1 — Isla de perros (Wes Anderson)

El regreso de Wes Anderson al ‹stop motion› tras casi una década supone no sólo la mejor cinta (de animación) del año sino también una cumbre en su filmografía. Rebosante del cándido humanismo y el humor naif que caracteriza sus narraciones, Isla de perros es también una carta de amor a uno de los muchos imaginarios cinematográfico de su director.

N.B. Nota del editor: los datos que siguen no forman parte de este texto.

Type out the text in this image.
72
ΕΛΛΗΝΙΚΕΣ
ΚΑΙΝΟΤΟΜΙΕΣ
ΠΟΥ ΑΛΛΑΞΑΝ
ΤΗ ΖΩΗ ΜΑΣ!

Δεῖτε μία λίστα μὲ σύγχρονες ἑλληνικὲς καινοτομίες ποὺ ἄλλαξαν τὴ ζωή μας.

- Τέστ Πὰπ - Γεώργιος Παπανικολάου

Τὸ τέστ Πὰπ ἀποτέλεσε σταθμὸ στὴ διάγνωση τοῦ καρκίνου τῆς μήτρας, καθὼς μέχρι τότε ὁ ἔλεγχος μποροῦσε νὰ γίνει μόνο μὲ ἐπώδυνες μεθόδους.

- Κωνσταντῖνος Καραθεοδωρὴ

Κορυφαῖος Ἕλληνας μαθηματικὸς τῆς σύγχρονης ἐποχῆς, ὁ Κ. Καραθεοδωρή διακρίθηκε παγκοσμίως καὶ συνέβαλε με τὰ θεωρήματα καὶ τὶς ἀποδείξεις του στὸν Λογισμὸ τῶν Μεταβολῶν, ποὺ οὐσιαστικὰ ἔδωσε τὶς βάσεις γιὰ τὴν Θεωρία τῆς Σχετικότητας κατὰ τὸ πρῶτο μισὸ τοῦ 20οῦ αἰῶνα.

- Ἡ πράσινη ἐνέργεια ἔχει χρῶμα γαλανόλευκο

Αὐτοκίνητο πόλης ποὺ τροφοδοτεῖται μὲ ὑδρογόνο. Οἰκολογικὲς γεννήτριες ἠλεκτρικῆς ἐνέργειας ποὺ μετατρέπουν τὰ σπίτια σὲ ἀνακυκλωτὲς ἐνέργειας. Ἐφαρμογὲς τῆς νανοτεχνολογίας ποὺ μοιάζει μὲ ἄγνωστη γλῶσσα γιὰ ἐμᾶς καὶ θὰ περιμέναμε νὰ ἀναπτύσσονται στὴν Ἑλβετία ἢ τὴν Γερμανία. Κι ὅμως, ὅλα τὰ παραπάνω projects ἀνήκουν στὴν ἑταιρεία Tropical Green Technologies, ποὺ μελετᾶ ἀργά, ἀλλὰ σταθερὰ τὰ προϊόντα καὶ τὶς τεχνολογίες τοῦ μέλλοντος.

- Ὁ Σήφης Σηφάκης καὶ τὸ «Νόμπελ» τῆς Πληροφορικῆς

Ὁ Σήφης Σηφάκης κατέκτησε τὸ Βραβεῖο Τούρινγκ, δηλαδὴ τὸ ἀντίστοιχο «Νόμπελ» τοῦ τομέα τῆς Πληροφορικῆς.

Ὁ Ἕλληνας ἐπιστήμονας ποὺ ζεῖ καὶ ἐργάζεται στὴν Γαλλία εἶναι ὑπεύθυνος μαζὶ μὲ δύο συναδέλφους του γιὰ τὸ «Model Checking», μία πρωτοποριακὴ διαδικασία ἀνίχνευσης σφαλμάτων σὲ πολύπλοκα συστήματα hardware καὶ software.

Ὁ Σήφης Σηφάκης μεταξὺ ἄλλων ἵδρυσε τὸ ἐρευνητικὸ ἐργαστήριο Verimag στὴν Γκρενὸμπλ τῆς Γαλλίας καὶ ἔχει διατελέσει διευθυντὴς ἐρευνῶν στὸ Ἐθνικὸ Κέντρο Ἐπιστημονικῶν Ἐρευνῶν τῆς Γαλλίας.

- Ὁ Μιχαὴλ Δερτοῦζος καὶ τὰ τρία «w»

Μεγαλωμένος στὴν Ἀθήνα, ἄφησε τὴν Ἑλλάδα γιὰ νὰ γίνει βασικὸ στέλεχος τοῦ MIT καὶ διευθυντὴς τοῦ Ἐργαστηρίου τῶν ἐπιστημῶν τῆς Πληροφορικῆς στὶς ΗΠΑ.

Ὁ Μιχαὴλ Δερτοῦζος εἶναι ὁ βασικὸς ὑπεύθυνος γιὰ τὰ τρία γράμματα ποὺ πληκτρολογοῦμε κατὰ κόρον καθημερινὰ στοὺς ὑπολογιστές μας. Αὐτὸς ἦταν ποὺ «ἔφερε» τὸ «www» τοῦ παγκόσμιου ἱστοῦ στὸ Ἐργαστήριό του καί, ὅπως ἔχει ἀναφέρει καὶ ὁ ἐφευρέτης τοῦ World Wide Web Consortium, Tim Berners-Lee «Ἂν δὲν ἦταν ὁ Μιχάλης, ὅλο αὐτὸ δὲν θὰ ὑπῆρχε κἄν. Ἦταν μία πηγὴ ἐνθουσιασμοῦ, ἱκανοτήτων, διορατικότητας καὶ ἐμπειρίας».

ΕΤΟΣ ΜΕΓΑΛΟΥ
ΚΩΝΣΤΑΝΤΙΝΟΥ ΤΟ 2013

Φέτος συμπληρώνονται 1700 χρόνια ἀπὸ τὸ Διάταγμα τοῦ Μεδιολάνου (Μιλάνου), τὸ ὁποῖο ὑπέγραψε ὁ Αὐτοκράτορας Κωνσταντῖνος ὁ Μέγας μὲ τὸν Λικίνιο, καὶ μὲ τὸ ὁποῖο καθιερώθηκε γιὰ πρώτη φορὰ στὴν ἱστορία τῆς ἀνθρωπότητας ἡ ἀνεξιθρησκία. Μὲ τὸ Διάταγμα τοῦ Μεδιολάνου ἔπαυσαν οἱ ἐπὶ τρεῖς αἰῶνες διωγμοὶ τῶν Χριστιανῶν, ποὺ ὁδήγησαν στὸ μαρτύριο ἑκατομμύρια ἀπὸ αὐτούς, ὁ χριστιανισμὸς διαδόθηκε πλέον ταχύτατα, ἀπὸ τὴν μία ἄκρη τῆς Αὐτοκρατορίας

Al desvincular de sus orígenes las claras referencias a la etapa ‹noir› de Kurosawa, al expresionismo de los ‹cartoons› estadounidenses televisivos o incluso el espíritu de Avedikian, de cuyo cortometraje Chienne d’histoire bebe libremente la trama, el cineasta logra hacerlas suyas añadiendo minuciosas y cuidadísimas capas de barroquismo animado obradas con su ya desarrollado fetichismo estilístico. Añadir que, pese a andar a cuatro patas, en esta fábula de lucha de clases y mensaje ecopolítico los protagonistas constituyen otra vertiente más del prototipo andersoniano: condenados por fuerza mayor al ostracismo, un grupo de canes de pura raza aunque abandonados (los hermanos Tenenbaum, los de Viaje a Darjeeling, la joven pareja de Moonrise Kingdom) deberán encontrar su camino de vida gracias a las lecciones de otro can igual de retraído pero de gran sabiduría (Mr. Fox, el Steve Zissou de Bill Murray) que les servirá de guía espiritual para huir del fracaso congénito a su condición.